The sale “is another positive step in their restructuring,” Brian Youngberg, an analyst at Edward Jones & Co. in St. Louis, said in a phone interview today. “The company is focused on becoming smaller and more nimble. It was too far-flung around the world.”
Hess rose 2.7 percent to $73.54 at the close in New York. The shares have increased 39 percent this year.
Hess acquired its stake in Samara-Nafta when it bought a 65 percent interest in Trabant Holdings International for $25 million in 2005. The sale announced today is the largest ever for Hess, according to data compiled by Bloomberg.

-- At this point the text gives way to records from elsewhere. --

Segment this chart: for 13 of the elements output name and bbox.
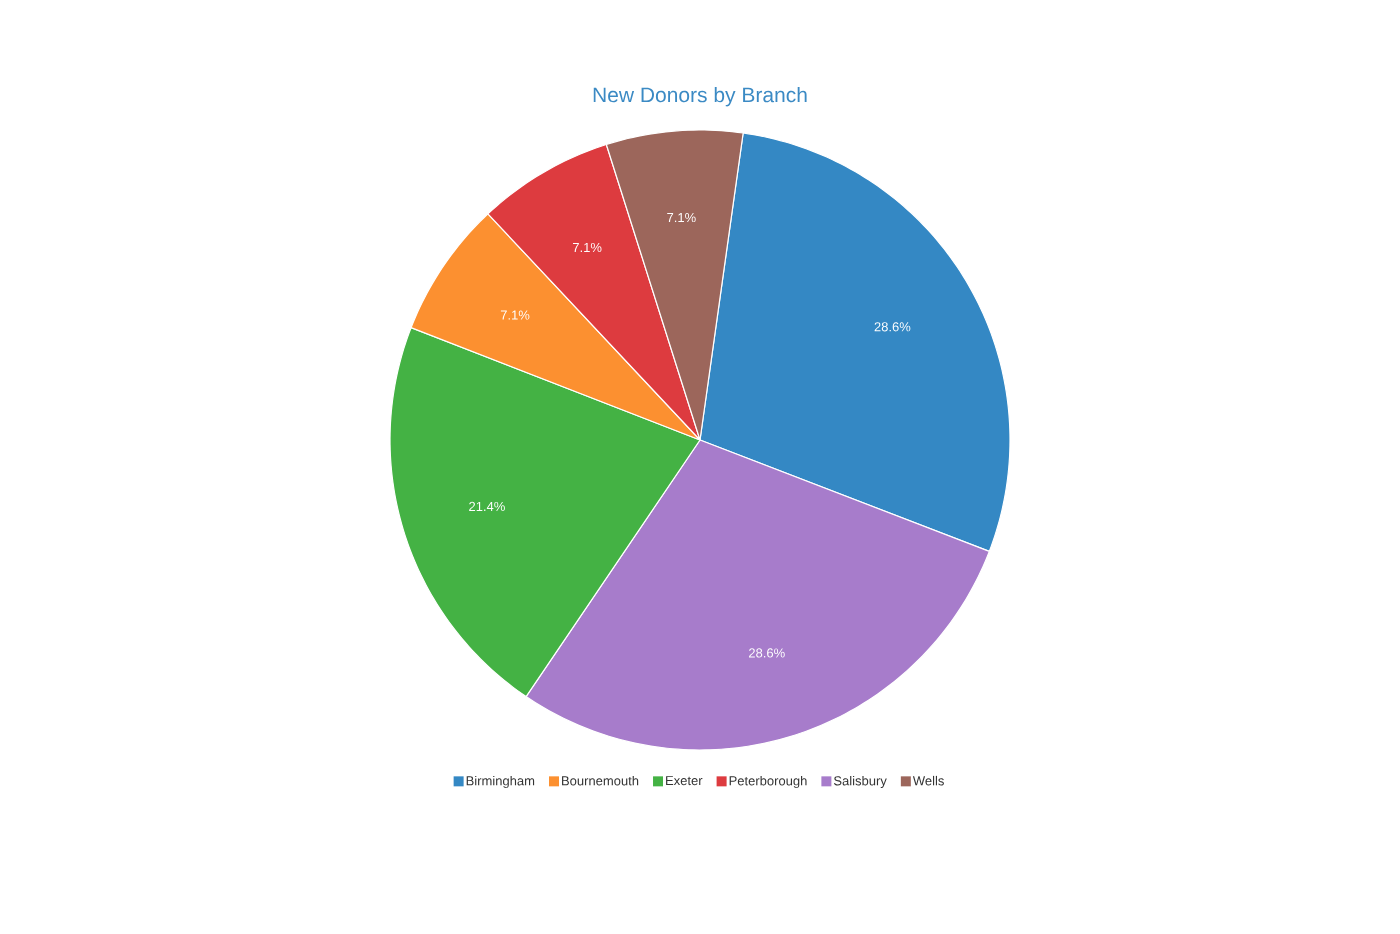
legend-label: Peterborough [729, 775, 807, 788]
data-label: 7.1% [572, 242, 602, 252]
chart-title: New Donors by Branch [593, 86, 807, 107]
data-label: 7.1% [667, 213, 696, 223]
legend-label: Wells [912, 775, 944, 786]
legend-label: Exeter [666, 776, 703, 786]
data-label: 28.6% [874, 322, 911, 332]
data-label: 21.4% [469, 501, 505, 511]
legend-label: Salisbury [833, 775, 887, 788]
data-label: 28.6% [749, 648, 785, 658]
legend-label: Birmingham [466, 775, 535, 788]
legend-label: Bournemouth [562, 775, 639, 786]
data-label: 7.1% [500, 310, 530, 320]
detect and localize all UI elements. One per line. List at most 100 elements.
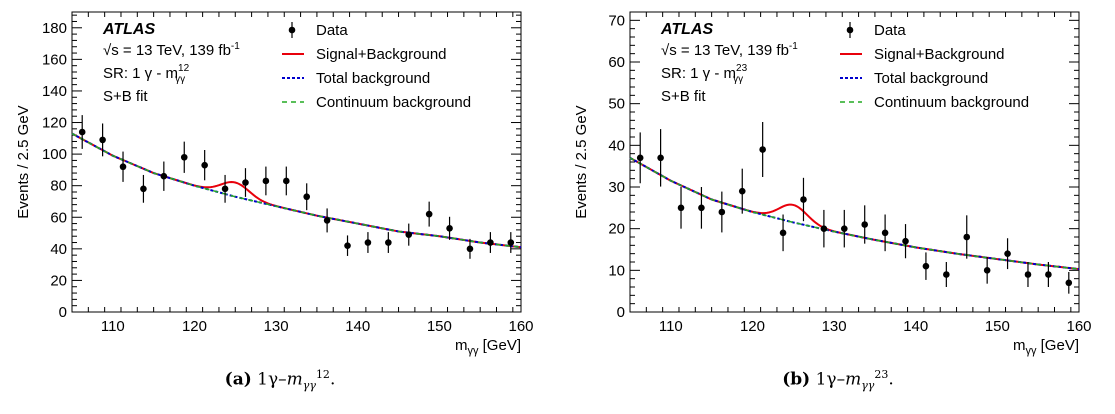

The company, which has been criticized by Paul Singer’s Elliott Management for “unrelenting underperformance,” has also announced plans to sell its gasoline stations and terminals business and exit energy trading. Elliot Sloane, an Elliott Management spokesman who works for Sloane & Co., had no comment on the announcement.
Simon Kukes, holder of the other 10 percent of Samara-Nafta, has also agreed to sell to Lukoil, Jon Pepper, a spokesman for Hess, said in an e-mail.

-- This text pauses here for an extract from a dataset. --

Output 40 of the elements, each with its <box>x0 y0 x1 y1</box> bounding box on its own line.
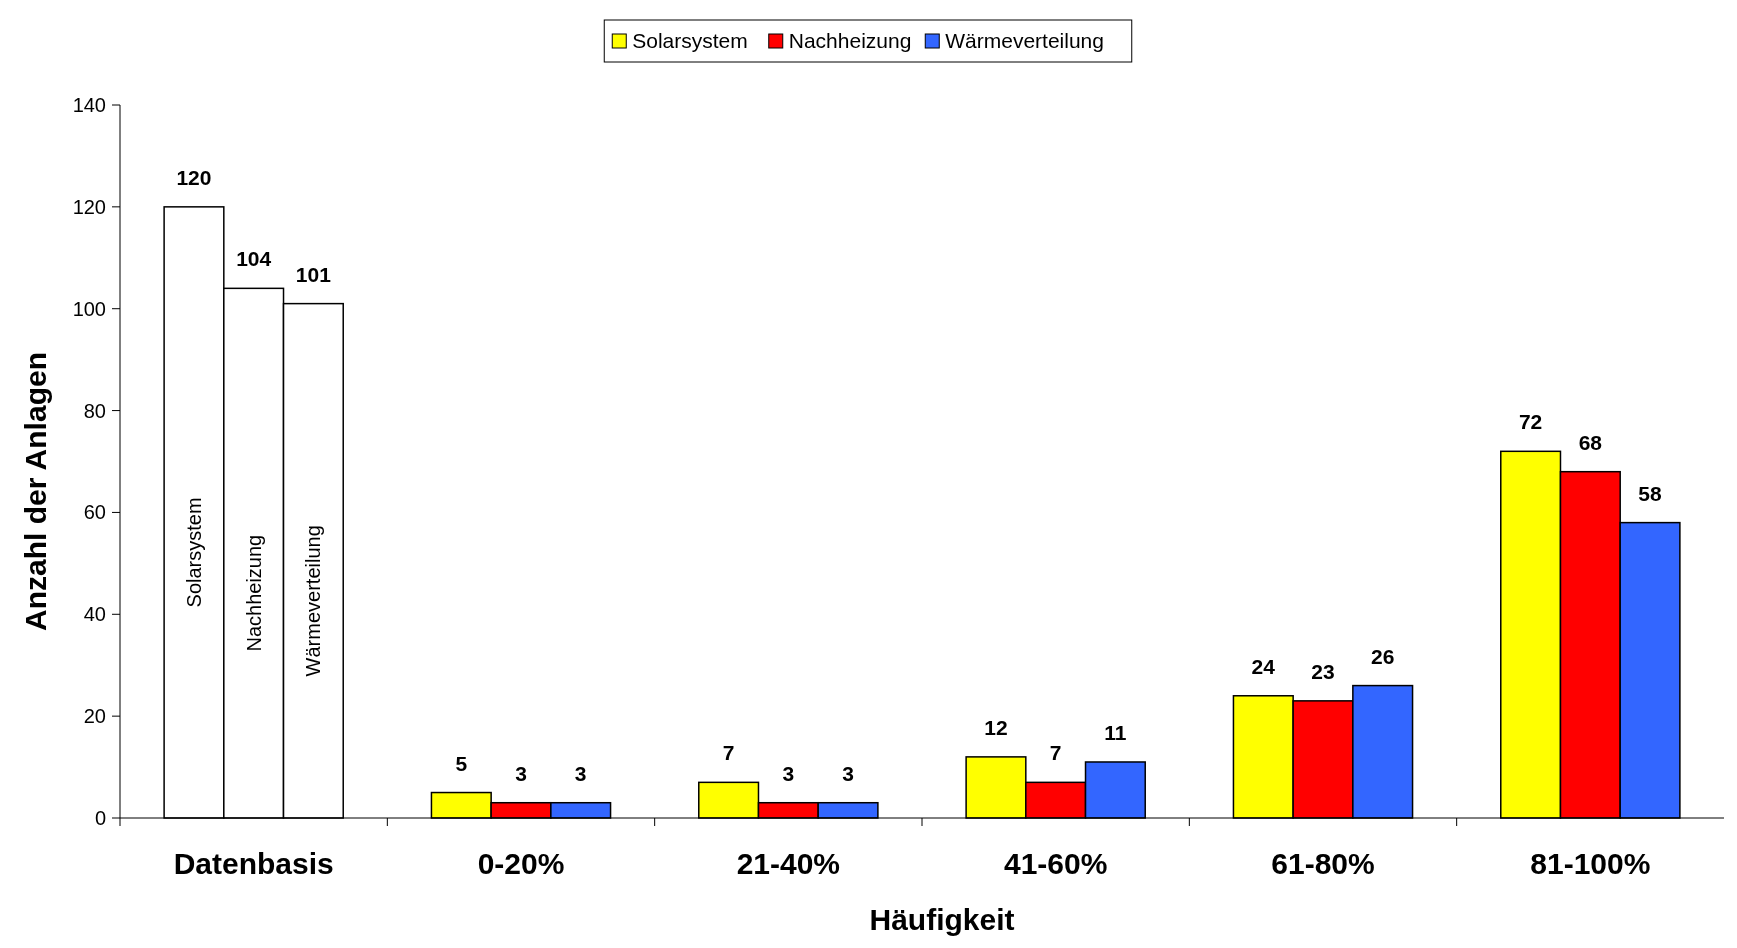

Lukoil fell 1.3 percent to 1,976.60 rubles at the close of trading in Moscow. The company is seeking to expand and increase production after halting oil output declines last year. It won a state auction to tap Siberia’s Imilor field and is developing assets in Russia’s Caspian Sea.
Samara-Nafta produces the equivalent of about 50,000 barrels of crude a day, according to a statement from Moscow-based Lukoil. The purchase price amounts to $3.40 a barrel of reserves, based on Russian parameters, and the deal requires approval from the nation’s anti-monopoly agency, Lukoil said.
“We have acquired a quality asset with long-term growth potential in a region that has some of the most highly developed infrastructure in the country,” Vagit Alekperov, CEO of Lukoil and its largest shareholder, said in the statement.
“The price seems a bit high and reflects Lukoil’s desperate search for new assets,” Ildar Davletshin, a Moscow-based oil and gas analyst at Renaissance Capital Ltd., said in a phone interview. A large number of the company’s fields have tax breaks as they are depleted and high viscosity, he said.